Statistical Plots#

In addition to the plots available via the plot interface, hvPlot makes a number of more sophisticated, statistical plots available that are modelled on pandas.plotting. To explore these, we will load the iris and stocks datasets from Bokeh:

import pandas as pd
import hvplot.pandas  # noqa

from bokeh.sampledata import iris, stocks 

iris = iris.flowers

Scatter Matrix#

When working with multi-dimensional data, it is often difficult to understand the relationship between all the different variables. A scatter_matrix makes it possible to visualize all of the pairwise relationships in a compact format. hvplot.scatter_matrix is closely modelled on pandas.plotting.scatter_matrix:

hvplot.scatter_matrix(iris, c="species")

Compared to a static Seaborn/Matplotlib-based plot, here it is easy to explore the data interactively thanks to Bokeh’s linked zooming, linked panning, and linked brushing (using the box_select and lasso_select tools).

Parallel Coordinates#

Parallel coordinate plots provide another way of visualizing multi-variate data. hvplot.parallel_coordinates provides a simple API to create such a plot, modelled on the API of pandas.plotting.parallel_coordinates():

hvplot.parallel_coordinates(iris, "species")

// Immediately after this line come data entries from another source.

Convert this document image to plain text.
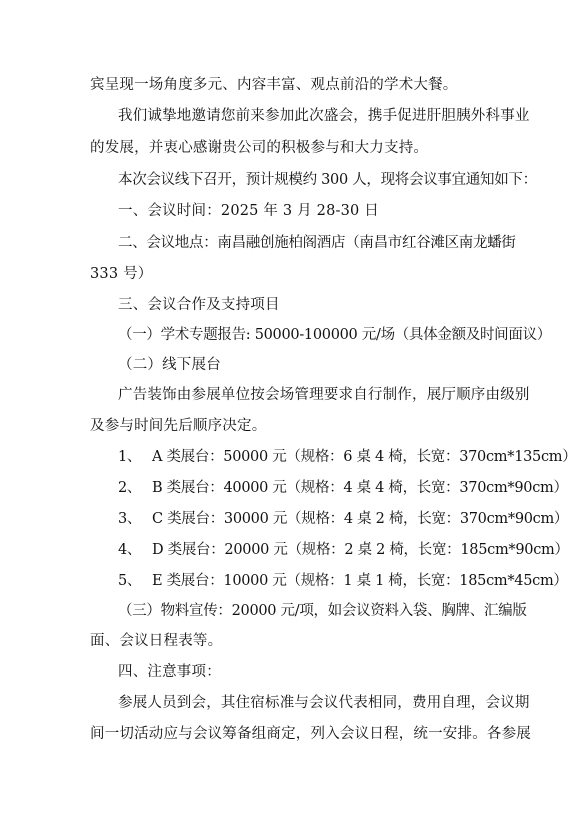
宾呈现一场角度多元、内容丰富、观点前沿的学术大餐。
我们诚挚地邀请您前来参加此次盛会，携手促进肝胆胰外科事业
的发展，并衷心感谢贵公司的积极参与和大力支持。
本次会议线下召开，预计规模约 300 人，现将会议事宜通知如下：
一、会议时间：2025 年 3 月 28-30 日
二、会议地点：南昌融创施柏阁酒店（南昌市红谷滩区南龙蟠街
333 号）
三、会议合作及支持项目
（一）学术专题报告: 50000-100000 元/场（具体金额及时间面议）
（二）线下展台
广告装饰由参展单位按会场管理要求自行制作，展厅顺序由级别
及参与时间先后顺序决定。
1、 A 类展台：50000 元（规格：6 桌 4 椅，长宽：370cm*135cm）
2、 B 类展台：40000 元（规格：4 桌 4 椅，长宽：370cm*90cm）
3、 C 类展台：30000 元（规格：4 桌 2 椅，长宽：370cm*90cm）
4、 D 类展台：20000 元（规格：2 桌 2 椅，长宽：185cm*90cm）
5、 E 类展台：10000 元（规格：1 桌 1 椅，长宽：185cm*45cm）
（三）物料宣传：20000 元/项，如会议资料入袋、胸牌、汇编版
面、会议日程表等。
四、注意事项：
参展人员到会，其住宿标准与会议代表相同，费用自理，会议期
间一切活动应与会议筹备组商定，列入会议日程，统一安排。各参展
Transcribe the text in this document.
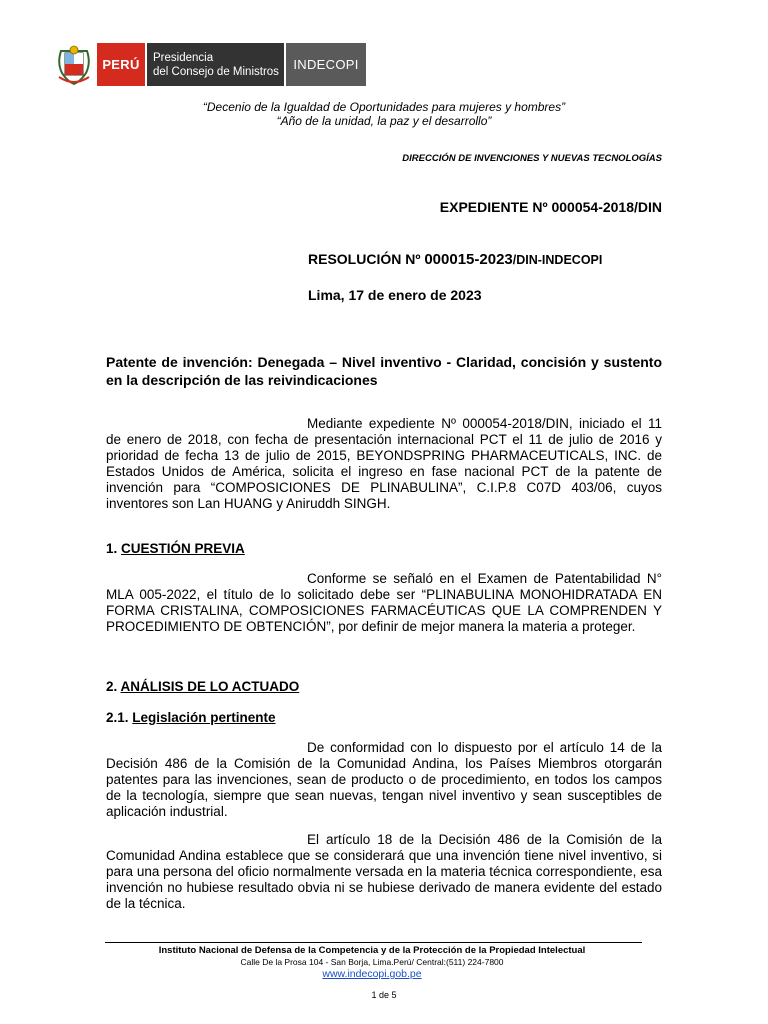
PERÚ	Presidencia
del Consejo de Ministros	INDECOPI
“Decenio de la Igualdad de Oportunidades para mujeres y hombres”
“Año de la unidad, la paz y el desarrollo”
DIRECCIÓN DE INVENCIONES Y NUEVAS TECNOLOGÍAS
EXPEDIENTE Nº 000054-2018/DIN
RESOLUCIÓN Nº 000015-2023/DIN-INDECOPI
Lima, 17 de enero de 2023
Patente de invención: Denegada – Nivel inventivo - Claridad, concisión y sustento en la descripción de las reivindicaciones
Mediante expediente Nº 000054-2018/DIN, iniciado el 11 de enero de 2018, con fecha de presentación internacional PCT el 11 de julio de 2016 y prioridad de fecha 13 de julio de 2015, BEYONDSPRING PHARMACEUTICALS, INC. de Estados Unidos de América, solicita el ingreso en fase nacional PCT de la patente de invención para “COMPOSICIONES DE PLINABULINA”, C.I.P.8 C07D 403/06, cuyos inventores son Lan HUANG y Aniruddh SINGH.
1. CUESTIÓN PREVIA
Conforme se señaló en el Examen de Patentabilidad N° MLA 005-2022, el título de lo solicitado debe ser “PLINABULINA MONOHIDRATADA EN FORMA CRISTALINA, COMPOSICIONES FARMACÉUTICAS QUE LA COMPRENDEN Y PROCEDIMIENTO DE OBTENCIÓN”, por definir de mejor manera la materia a proteger.
2. ANÁLISIS DE LO ACTUADO
2.1. Legislación pertinente
De conformidad con lo dispuesto por el artículo 14 de la Decisión 486 de la Comisión de la Comunidad Andina, los Países Miembros otorgarán patentes para las invenciones, sean de producto o de procedimiento, en todos los campos de la tecnología, siempre que sean nuevas, tengan nivel inventivo y sean susceptibles de aplicación industrial.
El artículo 18 de la Decisión 486 de la Comisión de la Comunidad Andina establece que se considerará que una invención tiene nivel inventivo, si para una persona del oficio normalmente versada en la materia técnica correspondiente, esa invención no hubiese resultado obvia ni se hubiese derivado de manera evidente del estado de la técnica.
Instituto Nacional de Defensa de la Competencia y de la Protección de la Propiedad Intelectual
Calle De la Prosa 104 - San Borja, Lima.Perú/ Central:(511) 224-7800
www.indecopi.gob.pe
1 de 5
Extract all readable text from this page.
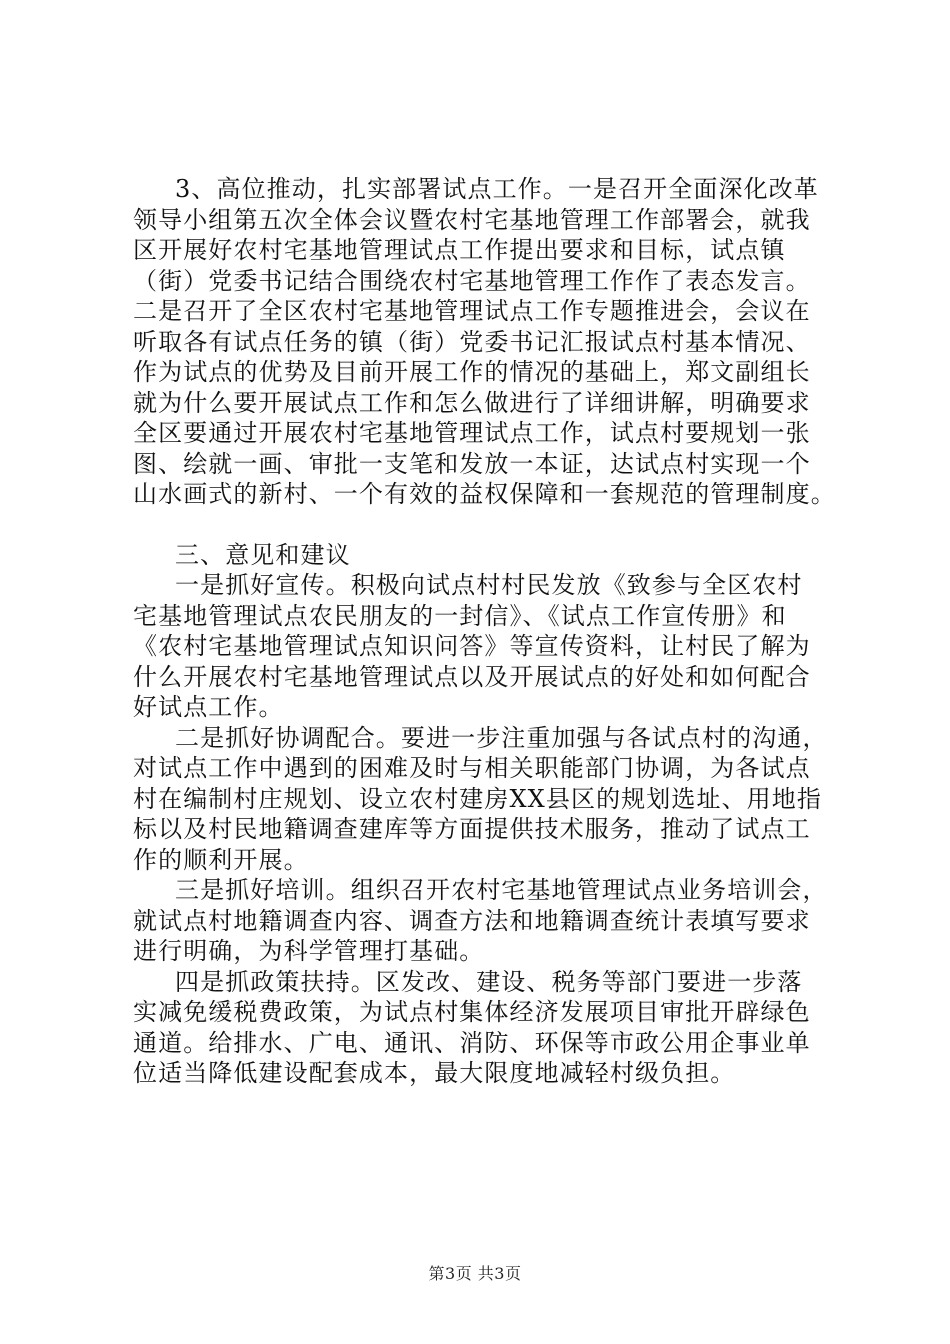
3、高位推动，扎实部署试点工作。一是召开全面深化改革
领导小组第五次全体会议暨农村宅基地管理工作部署会，就我
区开展好农村宅基地管理试点工作提出要求和目标，试点镇
（街）党委书记结合围绕农村宅基地管理工作作了表态发言。
二是召开了全区农村宅基地管理试点工作专题推进会，会议在
听取各有试点任务的镇（街）党委书记汇报试点村基本情况、
作为试点的优势及目前开展工作的情况的基础上，郑文副组长
就为什么要开展试点工作和怎么做进行了详细讲解，明确要求
全区要通过开展农村宅基地管理试点工作，试点村要规划一张
图、绘就一画、审批一支笔和发放一本证，达试点村实现一个
山水画式的新村、一个有效的益权保障和一套规范的管理制度。
三、意见和建议
一是抓好宣传。积极向试点村村民发放《致参与全区农村
宅基地管理试点农民朋友的一封信》、《试点工作宣传册》和
《农村宅基地管理试点知识问答》等宣传资料，让村民了解为
什么开展农村宅基地管理试点以及开展试点的好处和如何配合
好试点工作。
二是抓好协调配合。要进一步注重加强与各试点村的沟通，
对试点工作中遇到的困难及时与相关职能部门协调，为各试点
村在编制村庄规划、设立农村建房XX县区的规划选址、用地指
标以及村民地籍调查建库等方面提供技术服务，推动了试点工
作的顺利开展。
三是抓好培训。组织召开农村宅基地管理试点业务培训会，
就试点村地籍调查内容、调查方法和地籍调查统计表填写要求
进行明确，为科学管理打基础。
四是抓政策扶持。区发改、建设、税务等部门要进一步落
实减免缓税费政策，为试点村集体经济发展项目审批开辟绿色
通道。给排水、广电、通讯、消防、环保等市政公用企事业单
位适当降低建设配套成本，最大限度地减轻村级负担。
第3页 共3页
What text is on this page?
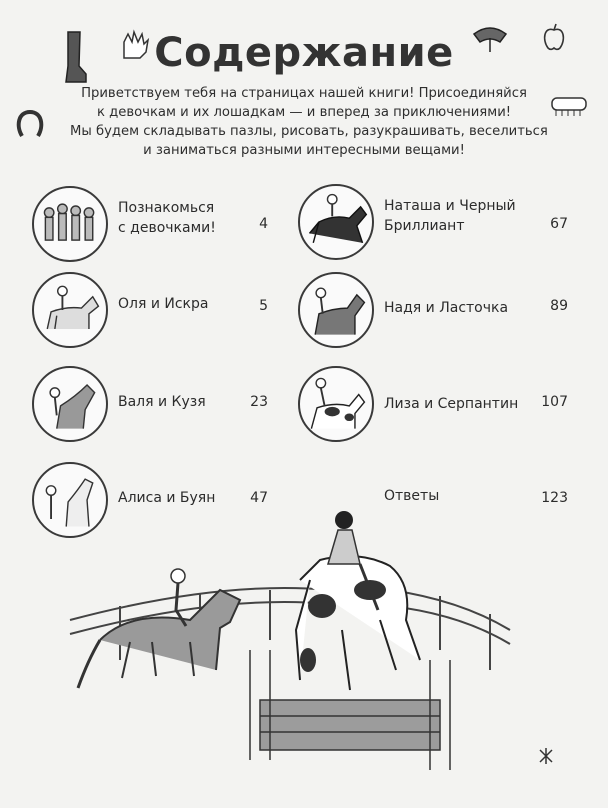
Содержание
Приветствуем тебя на страницах нашей книги! Присоединяйся
к девочкам и их лошадкам — и вперед за приключениями!
Мы будем складывать пазлы, рисовать, разукрашивать, веселиться
и заниматься разными интересными вещами!
Познакомься
с девочками!	4
Оля и Искра	5
Валя и Кузя	23
Алиса и Буян	47
Наташа и Черный
Бриллиант	67
Надя и Ласточка	89
Лиза и Серпантин	107
Ответы	123
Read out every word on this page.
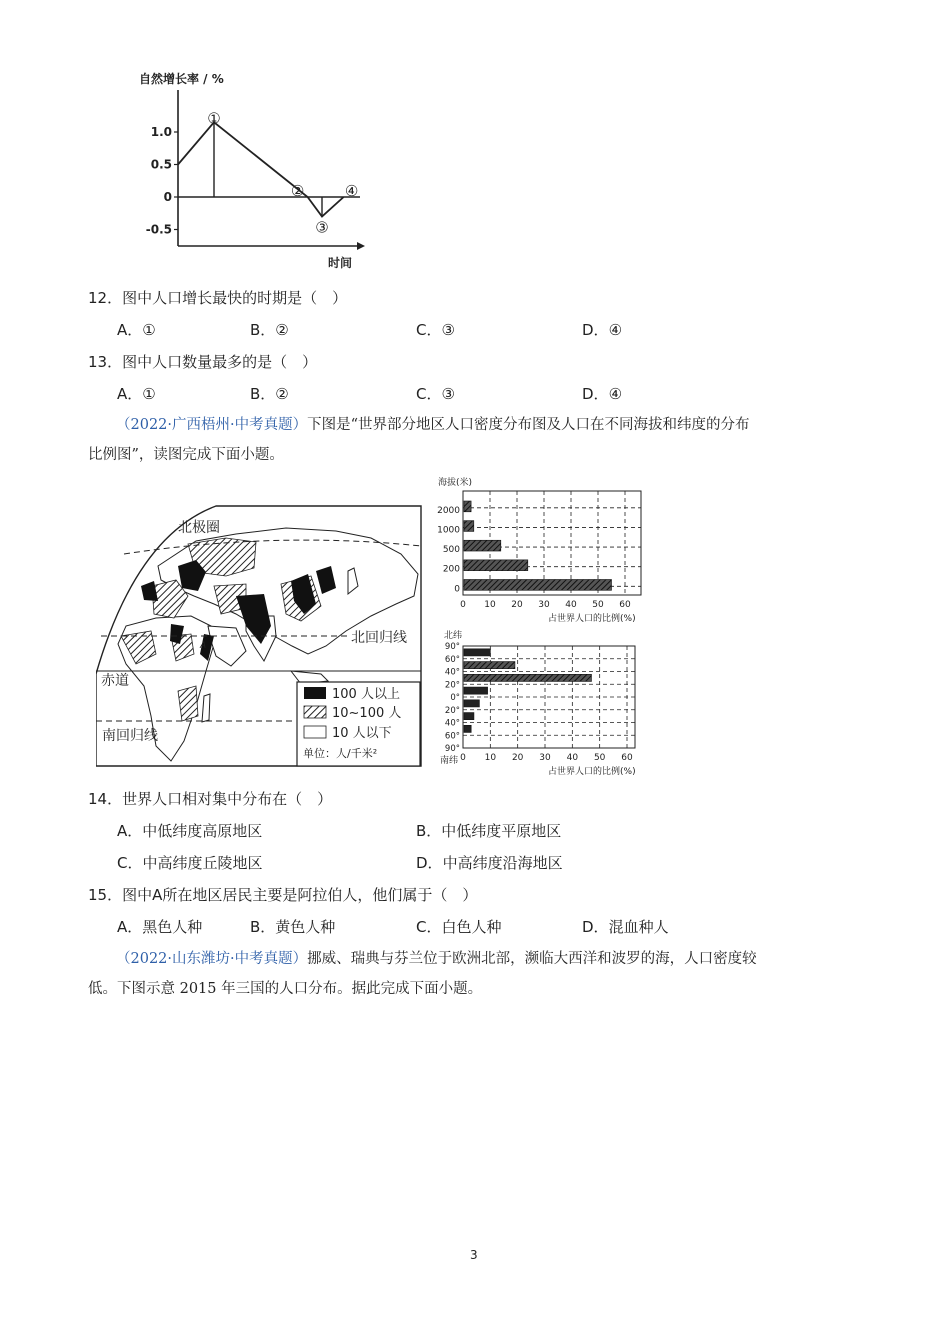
自然增长率 / %
时间
1.0
0.5
0
-0.5
①
②
③
④
12．图中人口增长最快的时期是（　）
A．①	B．②	C．③	D．④
13．图中人口数量最多的是（　）
A．①	B．②	C．③	D．④
（2022·广西梧州·中考真题）下图是“世界部分地区人口密度分布图及人口在不同海拔和纬度的分布
比例图”，读图完成下面小题。
北极圈
北回归线
赤道
南回归线
A
100 人以上
10~100 人
10 人以下
单位：人/千米²
海拔(米)
2000
1000
500
200
0
0 10 20 30 40 50 60
占世界人口的比例(%)
北纬
90°
60°
40°
20°
0°
20°
40°
60°
90°
0 10 20 30 40 50 60
南纬
占世界人口的比例(%)
14．世界人口相对集中分布在（　）
A．中低纬度高原地区	B．中低纬度平原地区
C．中高纬度丘陵地区	D．中高纬度沿海地区
15．图中A所在地区居民主要是阿拉伯人，他们属于（　）
A．黑色人种	B．黄色人种	C．白色人种	D．混血种人
（2022·山东潍坊·中考真题）挪威、瑞典与芬兰位于欧洲北部，濒临大西洋和波罗的海，人口密度较
低。下图示意 2015 年三国的人口分布。据此完成下面小题。
3
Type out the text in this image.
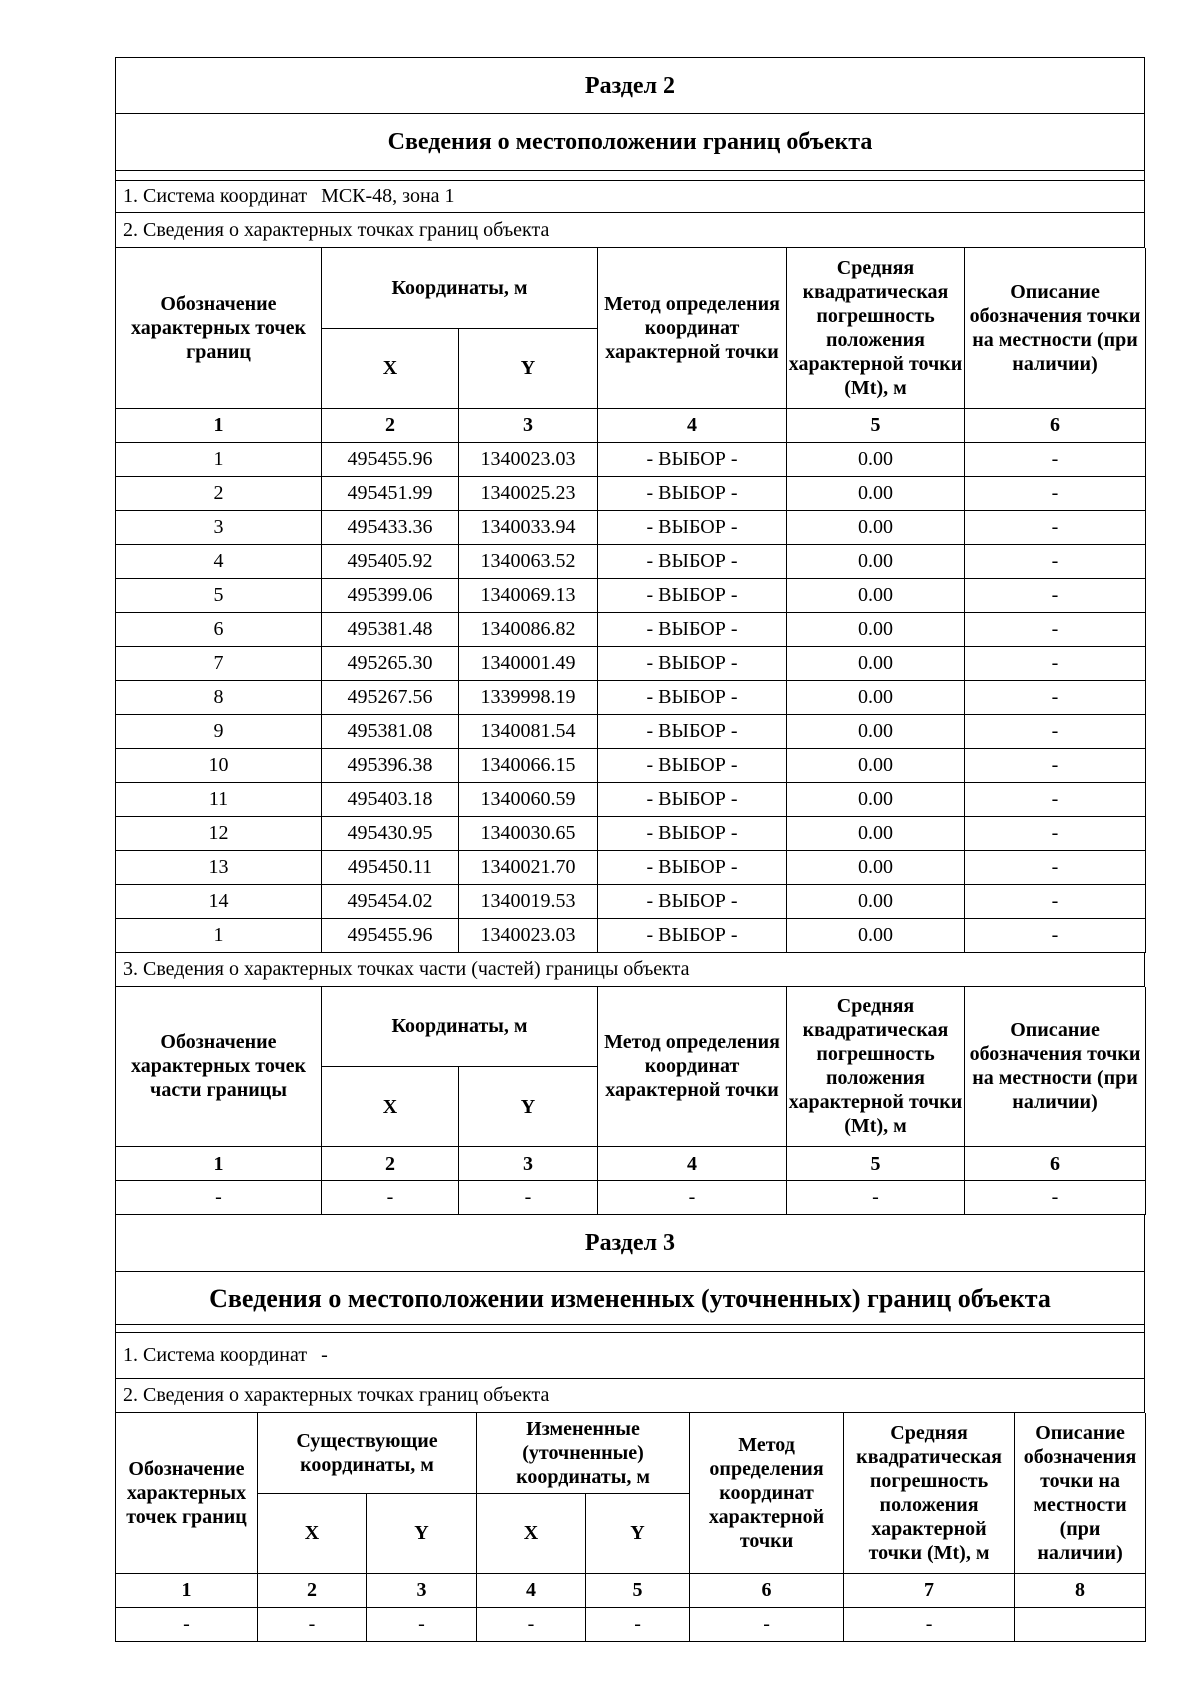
Раздел 2
Сведения о местоположении границ объекта
1. Система координат МСК-48, зона 1
2. Сведения о характерных точках границ объекта
Обозначение характерных точек границ	Координаты, м		Метод определения координат характерной точки	Средняя квадратическая погрешность положения характерной точки (Mt), м	Описание обозначения точки на местности (при наличии)
	X	Y			
1	2	3	4	5	6
1	495455.96	1340023.03	- ВЫБОР -	0.00	-
2	495451.99	1340025.23	- ВЫБОР -	0.00	-
3	495433.36	1340033.94	- ВЫБОР -	0.00	-
4	495405.92	1340063.52	- ВЫБОР -	0.00	-
5	495399.06	1340069.13	- ВЫБОР -	0.00	-
6	495381.48	1340086.82	- ВЫБОР -	0.00	-
7	495265.30	1340001.49	- ВЫБОР -	0.00	-
8	495267.56	1339998.19	- ВЫБОР -	0.00	-
9	495381.08	1340081.54	- ВЫБОР -	0.00	-
10	495396.38	1340066.15	- ВЫБОР -	0.00	-
11	495403.18	1340060.59	- ВЫБОР -	0.00	-
12	495430.95	1340030.65	- ВЫБОР -	0.00	-
13	495450.11	1340021.70	- ВЫБОР -	0.00	-
14	495454.02	1340019.53	- ВЫБОР -	0.00	-
1	495455.96	1340023.03	- ВЫБОР -	0.00	-
3. Сведения о характерных точках части (частей) границы объекта
Обозначение характерных точек части границы	Координаты, м		Метод определения координат характерной точки	Средняя квадратическая погрешность положения характерной точки (Mt), м	Описание обозначения точки на местности (при наличии)
	X	Y			
1	2	3	4	5	6
-	-	-	-	-	-
Раздел 3
Сведения о местоположении измененных (уточненных) границ объекта
1. Система координат -
2. Сведения о характерных точках границ объекта
Обозначение характерных точек границ	Существующие координаты, м		Измененные (уточненные) координаты, м		Метод определения координат характерной точки	Средняя квадратическая погрешность положения характерной точки (Mt), м	Описание обозначения точки на местности (при наличии)
	X	Y	X	Y			
1	2	3	4	5	6	7	8
-	-	-	-	-	-	-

The plot quickly clarifies the relationship between different variables, highlighting the difference of the “setosa” species in the petal width and length dimensions.

Andrews Curves#

Another similar approach is to visualize the dimensions using Andrews curves, which are constructed by generating a Fourier series from the features of each observation, visualizing the aggregate differences between classes. The hvplot.andrews_curves() function provides a simple API to generate Andrews curves from a datafrom, closely matching the API of pandas.plotting.andrews_curves():

hvplot.andrews_curves(iris, "species")